The advisory from the U.S. follows a Trump administration decision last year to roll back special trade privileges granted to Hong Kong in recognition of China’s past promises to ensure a “high degree of autonomy” for the city from Beijing.
The “one country, two systems” approach to Hong Kong had already been under pressure before massive anti-government protests erupted in 2019. Beijing quickly moved to silence independent voices, arresting protest leaders, imposing a national security law that allows for the extradition of people accused of crimes to China and forcing the closing of Apple Daily, a high-profile media outlet critical of corruption and the Communist Party.
U.S.-China ties will struggle to improve given the political land mines facing the two nations’ leaders in the months and years ahead.
The Biden administration’s support for reopening a review of how the COVID-19 pandemic started — and whether it leaked from a lab in Wuhan — infuriated officials in Beijing. China’s leaders were also surprised at the administration’s decision to leave trade tariffs imposed by Trump in place.

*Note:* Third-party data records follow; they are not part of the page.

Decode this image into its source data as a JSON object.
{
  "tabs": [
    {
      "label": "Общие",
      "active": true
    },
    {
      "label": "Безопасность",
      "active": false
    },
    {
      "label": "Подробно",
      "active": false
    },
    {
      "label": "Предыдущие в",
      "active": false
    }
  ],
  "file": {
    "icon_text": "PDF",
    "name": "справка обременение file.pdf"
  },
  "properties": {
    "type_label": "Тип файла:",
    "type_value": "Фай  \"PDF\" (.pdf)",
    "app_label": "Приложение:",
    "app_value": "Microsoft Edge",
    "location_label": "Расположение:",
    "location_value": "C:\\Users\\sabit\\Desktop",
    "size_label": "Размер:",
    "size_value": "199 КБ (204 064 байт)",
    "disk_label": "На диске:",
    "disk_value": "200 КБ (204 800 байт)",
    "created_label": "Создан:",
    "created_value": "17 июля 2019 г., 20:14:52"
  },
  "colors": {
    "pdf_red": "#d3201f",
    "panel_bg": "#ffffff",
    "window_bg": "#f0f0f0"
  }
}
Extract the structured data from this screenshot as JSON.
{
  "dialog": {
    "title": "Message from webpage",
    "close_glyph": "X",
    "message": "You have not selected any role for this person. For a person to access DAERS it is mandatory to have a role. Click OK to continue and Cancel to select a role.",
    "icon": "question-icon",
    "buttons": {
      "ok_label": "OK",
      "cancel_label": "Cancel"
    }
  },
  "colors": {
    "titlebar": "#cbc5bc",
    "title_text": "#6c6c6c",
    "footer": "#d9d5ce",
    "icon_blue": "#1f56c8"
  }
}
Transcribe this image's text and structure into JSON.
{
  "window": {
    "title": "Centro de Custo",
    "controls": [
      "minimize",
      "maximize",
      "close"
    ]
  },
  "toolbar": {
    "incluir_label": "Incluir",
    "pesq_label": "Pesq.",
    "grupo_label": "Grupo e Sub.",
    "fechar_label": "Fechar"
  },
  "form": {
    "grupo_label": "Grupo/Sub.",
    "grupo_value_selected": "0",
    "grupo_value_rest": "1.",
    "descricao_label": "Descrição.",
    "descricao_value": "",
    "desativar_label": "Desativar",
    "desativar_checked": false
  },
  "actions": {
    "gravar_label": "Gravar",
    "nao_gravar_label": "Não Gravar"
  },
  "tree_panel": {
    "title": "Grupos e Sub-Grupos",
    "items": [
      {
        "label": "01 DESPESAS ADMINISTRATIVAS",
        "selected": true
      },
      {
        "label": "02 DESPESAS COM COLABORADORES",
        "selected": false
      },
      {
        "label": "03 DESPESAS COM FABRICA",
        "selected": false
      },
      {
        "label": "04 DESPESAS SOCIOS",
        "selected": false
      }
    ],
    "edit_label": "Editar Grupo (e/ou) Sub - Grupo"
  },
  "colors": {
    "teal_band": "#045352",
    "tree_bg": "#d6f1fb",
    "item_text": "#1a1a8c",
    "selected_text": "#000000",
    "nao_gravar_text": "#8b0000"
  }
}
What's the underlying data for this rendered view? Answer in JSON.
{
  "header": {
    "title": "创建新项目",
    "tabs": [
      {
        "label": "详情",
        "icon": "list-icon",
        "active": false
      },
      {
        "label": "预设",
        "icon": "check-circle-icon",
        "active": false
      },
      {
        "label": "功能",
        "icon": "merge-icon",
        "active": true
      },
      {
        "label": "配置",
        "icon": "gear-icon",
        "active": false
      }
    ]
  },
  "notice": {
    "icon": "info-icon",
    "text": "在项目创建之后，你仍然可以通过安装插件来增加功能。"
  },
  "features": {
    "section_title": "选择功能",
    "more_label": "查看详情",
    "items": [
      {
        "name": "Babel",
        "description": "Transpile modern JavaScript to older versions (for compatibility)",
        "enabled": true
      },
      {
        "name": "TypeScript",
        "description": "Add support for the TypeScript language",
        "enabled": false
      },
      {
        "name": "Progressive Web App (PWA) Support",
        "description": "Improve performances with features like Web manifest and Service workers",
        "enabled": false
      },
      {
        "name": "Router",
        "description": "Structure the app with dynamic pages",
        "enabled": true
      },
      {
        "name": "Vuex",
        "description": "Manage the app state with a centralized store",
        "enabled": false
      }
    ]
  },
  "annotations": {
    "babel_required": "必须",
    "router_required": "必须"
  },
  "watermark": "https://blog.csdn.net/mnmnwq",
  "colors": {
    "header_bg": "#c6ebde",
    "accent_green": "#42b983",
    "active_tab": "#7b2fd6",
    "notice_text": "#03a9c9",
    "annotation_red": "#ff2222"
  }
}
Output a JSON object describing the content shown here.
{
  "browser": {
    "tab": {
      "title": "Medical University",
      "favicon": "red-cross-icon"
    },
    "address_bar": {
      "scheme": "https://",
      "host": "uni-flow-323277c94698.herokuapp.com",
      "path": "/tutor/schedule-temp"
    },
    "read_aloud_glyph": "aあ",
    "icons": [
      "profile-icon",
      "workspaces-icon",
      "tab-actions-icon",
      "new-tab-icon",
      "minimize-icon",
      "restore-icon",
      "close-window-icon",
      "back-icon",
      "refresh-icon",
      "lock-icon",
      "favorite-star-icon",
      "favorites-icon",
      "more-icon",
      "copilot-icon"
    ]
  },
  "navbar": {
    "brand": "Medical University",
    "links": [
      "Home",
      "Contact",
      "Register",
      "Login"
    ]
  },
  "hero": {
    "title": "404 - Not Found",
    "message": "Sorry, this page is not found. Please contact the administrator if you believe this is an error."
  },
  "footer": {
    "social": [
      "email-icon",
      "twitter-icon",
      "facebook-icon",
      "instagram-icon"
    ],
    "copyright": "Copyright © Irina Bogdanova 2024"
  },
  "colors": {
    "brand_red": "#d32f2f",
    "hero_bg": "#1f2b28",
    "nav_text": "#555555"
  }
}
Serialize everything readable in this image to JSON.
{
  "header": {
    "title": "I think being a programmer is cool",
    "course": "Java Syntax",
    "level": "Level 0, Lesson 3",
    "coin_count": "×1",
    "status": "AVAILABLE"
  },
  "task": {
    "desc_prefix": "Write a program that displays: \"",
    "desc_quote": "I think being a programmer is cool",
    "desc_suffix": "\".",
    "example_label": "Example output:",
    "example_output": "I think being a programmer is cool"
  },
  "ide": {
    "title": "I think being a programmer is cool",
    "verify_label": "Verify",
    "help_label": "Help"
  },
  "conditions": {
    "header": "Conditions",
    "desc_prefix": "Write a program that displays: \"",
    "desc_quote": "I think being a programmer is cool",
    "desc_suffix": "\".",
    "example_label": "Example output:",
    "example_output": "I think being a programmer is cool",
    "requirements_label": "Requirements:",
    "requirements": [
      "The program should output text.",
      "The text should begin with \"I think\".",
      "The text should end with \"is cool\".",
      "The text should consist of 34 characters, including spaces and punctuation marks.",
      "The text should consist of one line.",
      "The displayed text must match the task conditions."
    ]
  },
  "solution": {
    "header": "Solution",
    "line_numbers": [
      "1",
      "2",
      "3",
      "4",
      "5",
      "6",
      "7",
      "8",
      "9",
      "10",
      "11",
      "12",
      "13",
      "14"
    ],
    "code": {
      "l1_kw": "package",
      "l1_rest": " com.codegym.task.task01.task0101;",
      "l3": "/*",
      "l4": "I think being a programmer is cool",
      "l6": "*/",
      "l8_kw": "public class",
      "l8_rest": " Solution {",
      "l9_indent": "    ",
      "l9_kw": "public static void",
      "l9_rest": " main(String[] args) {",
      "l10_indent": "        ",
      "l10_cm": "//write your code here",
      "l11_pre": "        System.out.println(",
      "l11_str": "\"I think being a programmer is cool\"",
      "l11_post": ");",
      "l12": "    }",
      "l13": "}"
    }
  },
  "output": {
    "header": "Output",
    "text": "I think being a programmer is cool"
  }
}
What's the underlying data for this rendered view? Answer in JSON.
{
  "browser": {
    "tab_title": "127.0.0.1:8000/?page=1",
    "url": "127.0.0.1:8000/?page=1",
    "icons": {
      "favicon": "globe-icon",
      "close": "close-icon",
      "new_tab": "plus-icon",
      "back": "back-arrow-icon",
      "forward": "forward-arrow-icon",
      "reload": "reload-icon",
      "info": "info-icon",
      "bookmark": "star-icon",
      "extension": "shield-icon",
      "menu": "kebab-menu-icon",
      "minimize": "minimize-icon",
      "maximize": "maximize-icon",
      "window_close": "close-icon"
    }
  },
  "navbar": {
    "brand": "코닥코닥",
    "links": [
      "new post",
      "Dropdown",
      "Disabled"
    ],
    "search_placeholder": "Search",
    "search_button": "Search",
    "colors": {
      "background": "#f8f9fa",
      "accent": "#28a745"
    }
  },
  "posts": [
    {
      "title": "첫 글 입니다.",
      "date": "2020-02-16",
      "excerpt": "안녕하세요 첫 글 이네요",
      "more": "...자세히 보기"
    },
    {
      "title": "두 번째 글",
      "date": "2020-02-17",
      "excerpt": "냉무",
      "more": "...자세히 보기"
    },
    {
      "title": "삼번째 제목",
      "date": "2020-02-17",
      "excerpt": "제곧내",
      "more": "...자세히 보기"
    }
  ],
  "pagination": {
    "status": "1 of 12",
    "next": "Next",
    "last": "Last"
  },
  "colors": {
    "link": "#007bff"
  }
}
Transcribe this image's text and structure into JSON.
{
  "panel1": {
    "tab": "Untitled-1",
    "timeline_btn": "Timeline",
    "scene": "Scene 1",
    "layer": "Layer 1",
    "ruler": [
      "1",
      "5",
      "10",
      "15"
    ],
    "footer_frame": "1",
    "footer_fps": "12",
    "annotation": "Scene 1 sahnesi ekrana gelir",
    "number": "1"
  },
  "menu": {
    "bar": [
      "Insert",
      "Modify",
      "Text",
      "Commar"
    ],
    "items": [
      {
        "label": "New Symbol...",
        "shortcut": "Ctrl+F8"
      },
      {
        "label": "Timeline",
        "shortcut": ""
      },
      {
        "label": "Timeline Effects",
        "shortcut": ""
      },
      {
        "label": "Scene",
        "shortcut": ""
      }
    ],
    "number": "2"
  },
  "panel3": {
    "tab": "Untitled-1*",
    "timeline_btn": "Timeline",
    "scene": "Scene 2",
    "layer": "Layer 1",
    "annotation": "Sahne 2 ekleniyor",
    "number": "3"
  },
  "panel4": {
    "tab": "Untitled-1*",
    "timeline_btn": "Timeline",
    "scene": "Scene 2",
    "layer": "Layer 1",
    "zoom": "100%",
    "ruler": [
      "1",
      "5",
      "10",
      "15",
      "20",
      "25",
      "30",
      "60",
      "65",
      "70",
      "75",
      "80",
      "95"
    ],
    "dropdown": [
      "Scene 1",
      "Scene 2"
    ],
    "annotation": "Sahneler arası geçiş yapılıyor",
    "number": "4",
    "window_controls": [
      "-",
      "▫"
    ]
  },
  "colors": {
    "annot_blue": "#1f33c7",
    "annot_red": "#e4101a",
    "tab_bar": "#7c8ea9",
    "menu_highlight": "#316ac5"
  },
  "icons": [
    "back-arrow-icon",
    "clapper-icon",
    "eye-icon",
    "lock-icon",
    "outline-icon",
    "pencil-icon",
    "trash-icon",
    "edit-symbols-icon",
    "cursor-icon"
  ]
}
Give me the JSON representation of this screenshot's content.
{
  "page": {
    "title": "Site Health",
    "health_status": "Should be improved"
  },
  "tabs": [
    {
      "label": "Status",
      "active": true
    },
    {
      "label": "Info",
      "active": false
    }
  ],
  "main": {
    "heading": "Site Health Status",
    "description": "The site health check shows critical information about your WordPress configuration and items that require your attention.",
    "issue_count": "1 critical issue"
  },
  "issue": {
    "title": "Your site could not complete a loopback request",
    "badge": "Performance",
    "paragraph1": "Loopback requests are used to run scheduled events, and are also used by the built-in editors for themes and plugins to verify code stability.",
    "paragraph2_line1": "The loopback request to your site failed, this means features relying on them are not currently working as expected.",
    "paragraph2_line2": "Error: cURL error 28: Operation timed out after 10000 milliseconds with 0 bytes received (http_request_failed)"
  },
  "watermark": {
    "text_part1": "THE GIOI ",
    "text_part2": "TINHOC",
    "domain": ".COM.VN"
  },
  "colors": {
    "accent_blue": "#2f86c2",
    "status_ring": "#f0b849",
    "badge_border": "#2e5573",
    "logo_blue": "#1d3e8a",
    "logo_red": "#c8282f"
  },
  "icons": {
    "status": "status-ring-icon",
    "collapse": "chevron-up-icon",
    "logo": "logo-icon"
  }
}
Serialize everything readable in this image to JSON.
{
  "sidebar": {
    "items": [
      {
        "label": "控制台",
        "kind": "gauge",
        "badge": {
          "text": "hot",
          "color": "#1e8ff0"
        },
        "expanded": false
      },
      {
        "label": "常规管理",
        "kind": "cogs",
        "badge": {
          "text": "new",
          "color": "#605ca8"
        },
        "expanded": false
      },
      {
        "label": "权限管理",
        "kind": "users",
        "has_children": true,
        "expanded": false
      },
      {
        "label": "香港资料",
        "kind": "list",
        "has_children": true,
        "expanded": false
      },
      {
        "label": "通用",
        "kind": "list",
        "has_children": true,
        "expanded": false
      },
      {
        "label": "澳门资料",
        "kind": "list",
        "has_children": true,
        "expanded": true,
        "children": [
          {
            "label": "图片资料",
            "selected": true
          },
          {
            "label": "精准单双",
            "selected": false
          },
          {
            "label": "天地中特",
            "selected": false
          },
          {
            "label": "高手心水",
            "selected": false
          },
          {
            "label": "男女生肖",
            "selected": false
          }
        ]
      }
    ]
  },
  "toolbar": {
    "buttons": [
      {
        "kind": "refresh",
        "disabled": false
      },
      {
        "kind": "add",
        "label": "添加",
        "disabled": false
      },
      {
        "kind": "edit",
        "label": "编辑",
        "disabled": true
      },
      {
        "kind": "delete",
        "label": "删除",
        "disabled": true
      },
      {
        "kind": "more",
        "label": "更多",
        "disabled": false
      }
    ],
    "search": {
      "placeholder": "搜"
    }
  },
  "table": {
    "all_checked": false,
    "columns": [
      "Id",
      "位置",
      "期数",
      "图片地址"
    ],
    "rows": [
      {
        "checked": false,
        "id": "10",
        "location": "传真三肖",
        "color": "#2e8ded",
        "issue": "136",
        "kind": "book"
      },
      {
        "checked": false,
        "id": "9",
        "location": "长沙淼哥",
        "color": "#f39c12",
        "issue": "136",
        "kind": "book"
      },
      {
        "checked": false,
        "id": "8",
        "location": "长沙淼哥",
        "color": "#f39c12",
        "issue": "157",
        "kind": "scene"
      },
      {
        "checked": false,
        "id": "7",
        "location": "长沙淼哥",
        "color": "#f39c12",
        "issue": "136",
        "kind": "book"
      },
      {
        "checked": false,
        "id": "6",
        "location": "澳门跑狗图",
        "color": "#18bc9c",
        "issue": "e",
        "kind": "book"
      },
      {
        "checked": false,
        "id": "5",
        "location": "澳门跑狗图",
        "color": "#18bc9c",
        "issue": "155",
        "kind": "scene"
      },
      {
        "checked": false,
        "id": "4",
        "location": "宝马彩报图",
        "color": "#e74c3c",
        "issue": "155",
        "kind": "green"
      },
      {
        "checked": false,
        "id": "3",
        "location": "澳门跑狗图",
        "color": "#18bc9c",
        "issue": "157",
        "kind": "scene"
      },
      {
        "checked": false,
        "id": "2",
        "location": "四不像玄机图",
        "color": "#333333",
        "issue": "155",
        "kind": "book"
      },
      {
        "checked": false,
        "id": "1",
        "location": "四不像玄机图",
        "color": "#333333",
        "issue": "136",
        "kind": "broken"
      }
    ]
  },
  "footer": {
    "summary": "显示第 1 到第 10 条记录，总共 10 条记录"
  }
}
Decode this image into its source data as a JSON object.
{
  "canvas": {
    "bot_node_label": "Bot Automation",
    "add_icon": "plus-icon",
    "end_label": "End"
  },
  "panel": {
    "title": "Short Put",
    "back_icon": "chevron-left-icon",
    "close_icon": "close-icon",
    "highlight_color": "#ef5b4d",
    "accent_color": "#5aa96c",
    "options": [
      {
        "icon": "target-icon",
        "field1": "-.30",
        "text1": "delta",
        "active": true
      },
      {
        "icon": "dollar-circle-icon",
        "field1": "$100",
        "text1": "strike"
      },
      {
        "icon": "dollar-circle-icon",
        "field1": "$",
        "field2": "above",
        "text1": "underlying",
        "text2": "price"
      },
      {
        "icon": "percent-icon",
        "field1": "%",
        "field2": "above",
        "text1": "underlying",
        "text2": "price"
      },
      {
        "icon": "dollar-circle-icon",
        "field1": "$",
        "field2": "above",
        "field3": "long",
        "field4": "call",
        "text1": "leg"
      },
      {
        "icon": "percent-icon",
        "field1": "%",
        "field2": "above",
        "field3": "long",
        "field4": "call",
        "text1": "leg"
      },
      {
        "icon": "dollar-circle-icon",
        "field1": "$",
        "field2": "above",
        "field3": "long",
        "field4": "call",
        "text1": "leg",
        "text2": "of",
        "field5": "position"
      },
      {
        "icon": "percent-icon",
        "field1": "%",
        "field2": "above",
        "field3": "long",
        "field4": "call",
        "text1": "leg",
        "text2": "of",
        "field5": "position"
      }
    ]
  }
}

Meanwhile, calls are growing for the U.S. to boycott the 2022 Winter Olympics in Beijing, while the midterm elections in the U.S. later that year will only amplify the rhetoric. In China, President Xi Jinping will likely sharpen his own tone as he looks to further cement his power with a third five-year term, a reversal of three decades of policy that limited leaders to two terms.
Biden and Xi were to take part Friday in a virtual call among APEC nations. While they have done other virtual events together, Biden hasn’t met Xi in person as president, and officials are undecided how much interaction the two leaders will have at a Group of 20 meeting in Rome this October.